When giving gifts, it seems people are using more gift bags these days rather than the old-fashioned wrapping paper and tape.  When gift giving, how do you present your offering?

in a bag
paper wrapped
depends on situation 
I don't wrap gifts
I don't give gifts
Other


----------



## Aunt Bea (Feb 19, 2017)

It depends. 

I hit the dollar store and see what looks good.  
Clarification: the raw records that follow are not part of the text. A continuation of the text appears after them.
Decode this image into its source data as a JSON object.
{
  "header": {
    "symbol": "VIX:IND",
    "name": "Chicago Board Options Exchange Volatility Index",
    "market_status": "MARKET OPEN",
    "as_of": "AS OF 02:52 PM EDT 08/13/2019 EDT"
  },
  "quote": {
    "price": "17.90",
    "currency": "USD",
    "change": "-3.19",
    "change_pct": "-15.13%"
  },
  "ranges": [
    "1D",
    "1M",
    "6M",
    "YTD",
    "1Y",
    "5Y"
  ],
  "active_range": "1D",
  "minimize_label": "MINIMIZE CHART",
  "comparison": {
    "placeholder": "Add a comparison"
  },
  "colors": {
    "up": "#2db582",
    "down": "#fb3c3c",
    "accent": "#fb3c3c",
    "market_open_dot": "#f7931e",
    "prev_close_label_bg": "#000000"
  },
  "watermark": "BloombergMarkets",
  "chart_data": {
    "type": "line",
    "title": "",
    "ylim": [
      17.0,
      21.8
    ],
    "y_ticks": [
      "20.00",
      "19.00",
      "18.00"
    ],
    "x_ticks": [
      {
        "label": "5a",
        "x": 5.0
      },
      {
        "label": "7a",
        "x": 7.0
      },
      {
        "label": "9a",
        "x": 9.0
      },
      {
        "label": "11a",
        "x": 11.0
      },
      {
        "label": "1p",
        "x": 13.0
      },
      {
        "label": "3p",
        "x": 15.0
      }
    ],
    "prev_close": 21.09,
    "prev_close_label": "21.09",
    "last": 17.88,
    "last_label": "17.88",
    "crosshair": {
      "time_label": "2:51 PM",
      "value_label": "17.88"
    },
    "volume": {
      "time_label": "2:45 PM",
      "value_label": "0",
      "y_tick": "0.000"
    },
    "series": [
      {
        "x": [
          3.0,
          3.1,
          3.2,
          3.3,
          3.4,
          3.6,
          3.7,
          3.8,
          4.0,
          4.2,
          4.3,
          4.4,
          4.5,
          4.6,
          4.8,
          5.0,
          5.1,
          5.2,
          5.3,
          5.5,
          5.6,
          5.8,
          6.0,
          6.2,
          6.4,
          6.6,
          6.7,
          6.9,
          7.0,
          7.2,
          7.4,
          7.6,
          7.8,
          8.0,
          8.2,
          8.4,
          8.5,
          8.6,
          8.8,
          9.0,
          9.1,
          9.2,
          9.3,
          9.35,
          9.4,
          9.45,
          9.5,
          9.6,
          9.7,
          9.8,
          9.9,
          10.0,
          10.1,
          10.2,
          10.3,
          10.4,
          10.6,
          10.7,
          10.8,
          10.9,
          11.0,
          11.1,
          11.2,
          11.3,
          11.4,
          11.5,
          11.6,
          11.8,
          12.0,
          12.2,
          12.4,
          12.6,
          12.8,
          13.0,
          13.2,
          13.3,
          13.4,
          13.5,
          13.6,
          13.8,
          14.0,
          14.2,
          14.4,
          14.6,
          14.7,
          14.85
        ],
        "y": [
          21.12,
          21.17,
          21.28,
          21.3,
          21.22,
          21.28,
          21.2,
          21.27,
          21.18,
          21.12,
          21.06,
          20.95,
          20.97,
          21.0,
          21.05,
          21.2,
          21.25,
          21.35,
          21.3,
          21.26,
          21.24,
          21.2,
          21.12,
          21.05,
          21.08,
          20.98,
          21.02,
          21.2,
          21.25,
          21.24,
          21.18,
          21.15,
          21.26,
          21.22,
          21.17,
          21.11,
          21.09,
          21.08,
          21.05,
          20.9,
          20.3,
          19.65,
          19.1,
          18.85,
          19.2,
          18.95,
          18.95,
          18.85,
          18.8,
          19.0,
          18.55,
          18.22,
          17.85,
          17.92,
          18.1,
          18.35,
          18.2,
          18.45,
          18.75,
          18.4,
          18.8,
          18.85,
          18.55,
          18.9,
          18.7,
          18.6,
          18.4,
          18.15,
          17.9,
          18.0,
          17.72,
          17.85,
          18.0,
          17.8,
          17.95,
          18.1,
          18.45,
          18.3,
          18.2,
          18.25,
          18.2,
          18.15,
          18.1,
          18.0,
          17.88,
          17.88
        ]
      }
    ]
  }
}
I'm all about the gift, Hallmark would go under if they relied on me!!!


----------



## SeaBreeze (Feb 19, 2017)

It depends, if it's a big occasion gift I will use wrapping paper, but those are rare any more.  For informal exchange of things like Christmas gifts with neighbors, I'll use a gift bag from the dollar store. resent:


----------



## jujube (Feb 19, 2017)

Usually I go with a bag (from Dollar Tree).  The presents I wrap tend to look like they were done by a chimpanzee.......and a clumsy one at that.


----------



## Ruth n Jersey (Feb 19, 2017)

I still like the looks of a paper wrapped gift with a bow. Thank goodness for the Dollar store and I agree Hallmark is ridiculously priced. If the item is an odd shape I will use a bag. This past Christmas I gave food gift baskets and wrapped them in Dollar store plastic tablecloths. They were large enough to cover the whole basket which I gathered on top and put a big bow. The clear plastic they have for this purpose is nice but with the tablecloth it makes the basket more of a surprise and if carefully unwrapped the tablecloth can be used also.


----------



## Butterfly (Feb 19, 2017)

Gift bags are a lot easier, and it's all going to end up in the trash anyway.


----------



## jujube (Feb 20, 2017)

My grandmother's wrapped presents should probably have been hanging in the Louvre.....they were real works of art.  She'd spend hours at Christmas decorating packages; everything had to be absolutely perfect.  Then we kids would rip into them as if they were wrapped in newspaper; little savages like us didn't deserve anything that nice.


----------



## debodun (Feb 20, 2017)

jujube said:


> My grandmother's wrapped presents should probably have been hanging in the Louvre.....they were real works of art.  She'd spend hours at Christmas decorating packages; everything had to be absolutely perfect.



My mother's aunt was the same. We used to say she spent more on the decorative wrapping than she did on the gift.


----------



## Don M. (Feb 20, 2017)

Most of us, in our family, use gift bags, anymore.  We save them, and reuse them a year or two later.  Wrapping paper seems like such a waste...it all winds up in the trash.  After all, it's the Gift...not the "presentation" that really matters.


----------



## tortiecat (Feb 20, 2017)

Gift cards in a Christmas card.


----------